WannaCry had just barely left the headlines when the Petya ransomware swept the globe, using similar attack vectors. Petya wreaked havoc with big multinationals including WPP, Mondelez, DLA Piper, and Maersk.
And in short order, NotPetya popped up. It looked a lot like Petya, but with some code differences — and it wasn’t ransomware, it just aimed to destroy data. Same general mayhem, however.
Symantec reported that phishing rates hit the highest levels seen in almost two years, with one in every 359 emails carrying some kind of malicious payload.
Yahoo admitted in October that all three billion of its user accounts had been compromised, confirming what many people had already feared or even assumed.
Yahoo managed to remain in the news when one of the key players in the Yahoo hack, a Canadian man, pled guilty to federal charges, admitting that he helped Russian hackers gain access to Yahoo accounts through spear-phishing techniques.
Email phishing spiked this month as hackers sought to take advantage of holiday shoppers by sending them bogus shipping notifications, bogus purchase confirmations, and more.
Researchers noted that “impersonation phishing attacks” are the fastest-growing cybersecurity threat. These are fairly simple emails in which the sender attempts to trick the recipient into thinking that they are someone trusted: The CEO of your company, for instance.
Finally, a survey of IT professionals at top U.S. health care providers revealed that 78 percent of health care organizations have been victimized by an email-based attack in the past 12 months.
In all, it was a pretty rough year for targets of email-based cyberattacks, and indications suggest that 2018 will be even more challenging.
What To Do In 2018
To avoid becoming a victim of email attacks, companies should take the following steps:
- Enable email authentication using DMARC — at enforcement — for all domains and subdomains you own (not just those you send email from).
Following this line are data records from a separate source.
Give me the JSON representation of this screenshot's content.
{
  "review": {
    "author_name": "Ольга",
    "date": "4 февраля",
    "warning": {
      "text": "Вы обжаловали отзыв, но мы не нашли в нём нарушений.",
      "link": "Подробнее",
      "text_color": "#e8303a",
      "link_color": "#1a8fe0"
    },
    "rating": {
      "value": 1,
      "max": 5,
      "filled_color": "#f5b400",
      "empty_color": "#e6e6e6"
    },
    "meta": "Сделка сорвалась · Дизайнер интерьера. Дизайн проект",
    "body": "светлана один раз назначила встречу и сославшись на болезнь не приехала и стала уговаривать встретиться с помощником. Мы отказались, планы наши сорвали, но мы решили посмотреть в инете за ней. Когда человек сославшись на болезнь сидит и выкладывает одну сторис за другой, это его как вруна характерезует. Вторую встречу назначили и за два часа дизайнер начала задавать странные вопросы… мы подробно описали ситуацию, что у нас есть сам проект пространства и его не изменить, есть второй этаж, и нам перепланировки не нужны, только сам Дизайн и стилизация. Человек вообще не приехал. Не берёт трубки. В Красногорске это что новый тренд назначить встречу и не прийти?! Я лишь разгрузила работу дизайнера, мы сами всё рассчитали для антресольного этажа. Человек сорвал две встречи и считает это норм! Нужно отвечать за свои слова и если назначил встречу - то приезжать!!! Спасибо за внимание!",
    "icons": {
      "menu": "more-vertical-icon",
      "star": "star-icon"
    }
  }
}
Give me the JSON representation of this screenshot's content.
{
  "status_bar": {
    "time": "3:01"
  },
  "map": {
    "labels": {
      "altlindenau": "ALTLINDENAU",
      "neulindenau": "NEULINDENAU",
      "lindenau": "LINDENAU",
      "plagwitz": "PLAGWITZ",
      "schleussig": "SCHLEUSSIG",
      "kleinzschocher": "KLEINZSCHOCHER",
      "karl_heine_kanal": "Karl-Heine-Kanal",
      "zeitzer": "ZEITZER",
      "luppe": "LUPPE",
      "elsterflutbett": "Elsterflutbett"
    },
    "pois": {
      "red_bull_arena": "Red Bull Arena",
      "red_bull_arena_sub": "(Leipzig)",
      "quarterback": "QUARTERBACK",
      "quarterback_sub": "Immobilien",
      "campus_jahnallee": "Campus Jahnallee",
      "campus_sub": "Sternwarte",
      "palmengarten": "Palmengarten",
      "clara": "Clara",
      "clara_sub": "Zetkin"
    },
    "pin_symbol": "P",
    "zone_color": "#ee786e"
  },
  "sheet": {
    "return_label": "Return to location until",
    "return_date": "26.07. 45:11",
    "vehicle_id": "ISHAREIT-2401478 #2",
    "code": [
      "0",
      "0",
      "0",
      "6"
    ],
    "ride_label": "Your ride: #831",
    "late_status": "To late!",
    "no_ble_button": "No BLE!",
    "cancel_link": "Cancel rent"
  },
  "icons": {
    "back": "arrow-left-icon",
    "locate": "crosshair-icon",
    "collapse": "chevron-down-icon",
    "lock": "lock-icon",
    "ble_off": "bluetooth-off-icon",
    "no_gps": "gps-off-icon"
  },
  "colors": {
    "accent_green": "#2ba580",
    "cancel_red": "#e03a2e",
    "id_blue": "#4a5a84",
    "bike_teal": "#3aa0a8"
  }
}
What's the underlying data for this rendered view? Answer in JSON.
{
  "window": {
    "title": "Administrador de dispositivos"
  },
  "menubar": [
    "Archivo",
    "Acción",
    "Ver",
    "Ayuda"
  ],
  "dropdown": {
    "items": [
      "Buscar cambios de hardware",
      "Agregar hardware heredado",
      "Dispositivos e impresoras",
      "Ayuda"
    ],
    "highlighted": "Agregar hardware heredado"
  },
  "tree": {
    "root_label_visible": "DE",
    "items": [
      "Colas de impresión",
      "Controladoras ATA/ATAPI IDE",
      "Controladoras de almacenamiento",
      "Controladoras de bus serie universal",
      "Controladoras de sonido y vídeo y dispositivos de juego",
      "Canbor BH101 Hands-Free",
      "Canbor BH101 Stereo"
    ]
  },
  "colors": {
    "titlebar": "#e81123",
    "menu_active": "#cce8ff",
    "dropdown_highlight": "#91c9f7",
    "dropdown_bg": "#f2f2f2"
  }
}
- Train users not to open emails if they come from untrusted senders (and definitely don’t click on links or open attachments from unauthenticated senders). Make sure you examine the actual sender’s address shown in the From field, and check to see if the sender’s domain name is authenticated. (You can do that using Valimail’s handy domain checker.)
- Continue to use content filtering to eliminate emails containing malware and malicious links.
- Maintain a regular, automated backup policy so you can recover data in the event that it gets destroyed or encrypted by ransomware.